Steven Spielberg took a crack at War of the Worlds and does
a good job with some fairly poor material. The film is a kind of victim’s view
of the alien invasion with a forty year old teenager, played by Tom Cruise, and
his two children played by Justin Chatwin and Dakota Fanning, flee the alien
fighting machines, now tripods right out of the original book. We see very
little of the actual fighting. A peek at some soldiers desperately trying to
hold a ridge line, an over flight of stealth fighters, and the horizon glowing
from some distance horror. There are wonderful, frightening set pieces,
including the appearance of tripod fighting machines, sounding something that
sounds like the trump of doom, as they advance on a horde of refugees fleeting
onto a ferry to try to get away. Tim Robbins does a good turn as a demented
survivalist. Gene Barry and Ann Robinson have cameos toward the end.
The movie falls down a little bit when one examines the
strategy of the aliens. Apparently they buried the fighting machines
underground millions of years ago. Then, the machines having gone undetected by
the technological civilization that had grown up, their crews are beamed down
by lighting bolts and then the machines emerge from the ground to kill and
destroy.

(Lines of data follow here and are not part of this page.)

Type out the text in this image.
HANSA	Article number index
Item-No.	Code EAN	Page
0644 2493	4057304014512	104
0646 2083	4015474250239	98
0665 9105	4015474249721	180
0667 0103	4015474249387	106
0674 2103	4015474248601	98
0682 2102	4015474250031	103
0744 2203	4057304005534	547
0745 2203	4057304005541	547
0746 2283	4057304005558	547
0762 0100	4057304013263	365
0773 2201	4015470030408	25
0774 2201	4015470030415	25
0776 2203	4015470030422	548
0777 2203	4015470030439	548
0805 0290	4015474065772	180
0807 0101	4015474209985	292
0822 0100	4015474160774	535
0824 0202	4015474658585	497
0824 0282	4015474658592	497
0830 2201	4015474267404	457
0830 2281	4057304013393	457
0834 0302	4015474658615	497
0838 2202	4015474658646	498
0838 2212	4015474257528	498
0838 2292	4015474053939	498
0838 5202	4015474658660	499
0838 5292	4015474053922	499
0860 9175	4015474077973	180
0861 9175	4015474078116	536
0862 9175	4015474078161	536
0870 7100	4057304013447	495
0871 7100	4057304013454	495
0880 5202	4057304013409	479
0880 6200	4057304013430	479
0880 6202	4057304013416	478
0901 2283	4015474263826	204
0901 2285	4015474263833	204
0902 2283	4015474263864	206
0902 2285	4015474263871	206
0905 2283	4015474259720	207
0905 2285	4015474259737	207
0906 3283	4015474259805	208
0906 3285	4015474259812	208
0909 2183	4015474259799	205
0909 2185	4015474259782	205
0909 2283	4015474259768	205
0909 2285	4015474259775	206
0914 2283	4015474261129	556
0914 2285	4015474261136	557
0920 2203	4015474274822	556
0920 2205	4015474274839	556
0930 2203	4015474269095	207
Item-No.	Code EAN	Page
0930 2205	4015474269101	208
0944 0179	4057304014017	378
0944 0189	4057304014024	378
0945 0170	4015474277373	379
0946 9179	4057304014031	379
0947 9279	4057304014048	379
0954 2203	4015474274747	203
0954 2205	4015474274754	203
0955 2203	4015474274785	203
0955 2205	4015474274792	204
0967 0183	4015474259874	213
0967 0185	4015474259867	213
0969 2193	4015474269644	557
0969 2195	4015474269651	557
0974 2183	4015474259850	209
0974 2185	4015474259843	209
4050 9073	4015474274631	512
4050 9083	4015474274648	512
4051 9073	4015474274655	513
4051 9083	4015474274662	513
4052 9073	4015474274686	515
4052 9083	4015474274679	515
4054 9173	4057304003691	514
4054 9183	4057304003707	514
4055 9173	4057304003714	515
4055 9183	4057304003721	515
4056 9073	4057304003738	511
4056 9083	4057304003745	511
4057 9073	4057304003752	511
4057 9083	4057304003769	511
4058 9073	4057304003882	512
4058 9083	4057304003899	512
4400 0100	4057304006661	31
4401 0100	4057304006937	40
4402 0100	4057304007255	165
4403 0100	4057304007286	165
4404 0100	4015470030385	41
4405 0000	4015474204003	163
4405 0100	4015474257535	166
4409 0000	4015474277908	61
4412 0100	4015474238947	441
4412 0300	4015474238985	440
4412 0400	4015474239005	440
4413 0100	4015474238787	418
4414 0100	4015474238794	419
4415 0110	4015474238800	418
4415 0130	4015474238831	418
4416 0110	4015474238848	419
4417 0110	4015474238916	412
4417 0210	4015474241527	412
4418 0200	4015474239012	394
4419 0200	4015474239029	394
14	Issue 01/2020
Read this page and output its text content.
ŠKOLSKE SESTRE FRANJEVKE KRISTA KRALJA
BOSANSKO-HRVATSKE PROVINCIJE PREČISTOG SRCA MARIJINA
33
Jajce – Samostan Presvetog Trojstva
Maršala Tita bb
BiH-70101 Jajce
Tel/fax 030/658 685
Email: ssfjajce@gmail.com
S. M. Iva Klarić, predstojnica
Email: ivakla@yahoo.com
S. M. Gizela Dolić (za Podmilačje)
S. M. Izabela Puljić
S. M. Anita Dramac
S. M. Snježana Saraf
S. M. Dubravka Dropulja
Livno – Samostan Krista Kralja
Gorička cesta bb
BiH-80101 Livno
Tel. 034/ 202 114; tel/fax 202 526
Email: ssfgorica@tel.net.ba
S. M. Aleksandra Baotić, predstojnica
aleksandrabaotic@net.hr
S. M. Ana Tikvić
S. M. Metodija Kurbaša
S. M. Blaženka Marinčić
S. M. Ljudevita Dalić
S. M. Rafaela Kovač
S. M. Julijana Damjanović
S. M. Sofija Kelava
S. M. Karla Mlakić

It is scheme worthy of another Spielberg project, Pinky and the Brain.
Still, Spielberg’s take has its moments. Most fascinating is
how Tom Cruise’s character gains twenty years of maturity in about two days as
he seeks to preserve his life and those of his children, not only from the
aliens, but from demented humans, like Robbins’ survivalist character.
The movie ends, as did the book and the previous movie, but
with the added bang of a soldier bringing down a fighting machine, now bereft
of its force shield, with a hand held anti tank weapon. Of course, despite the almost end of the world, nobody is in church or is praying to God, as it was in the first movie. Evolution caused the death of the aliens.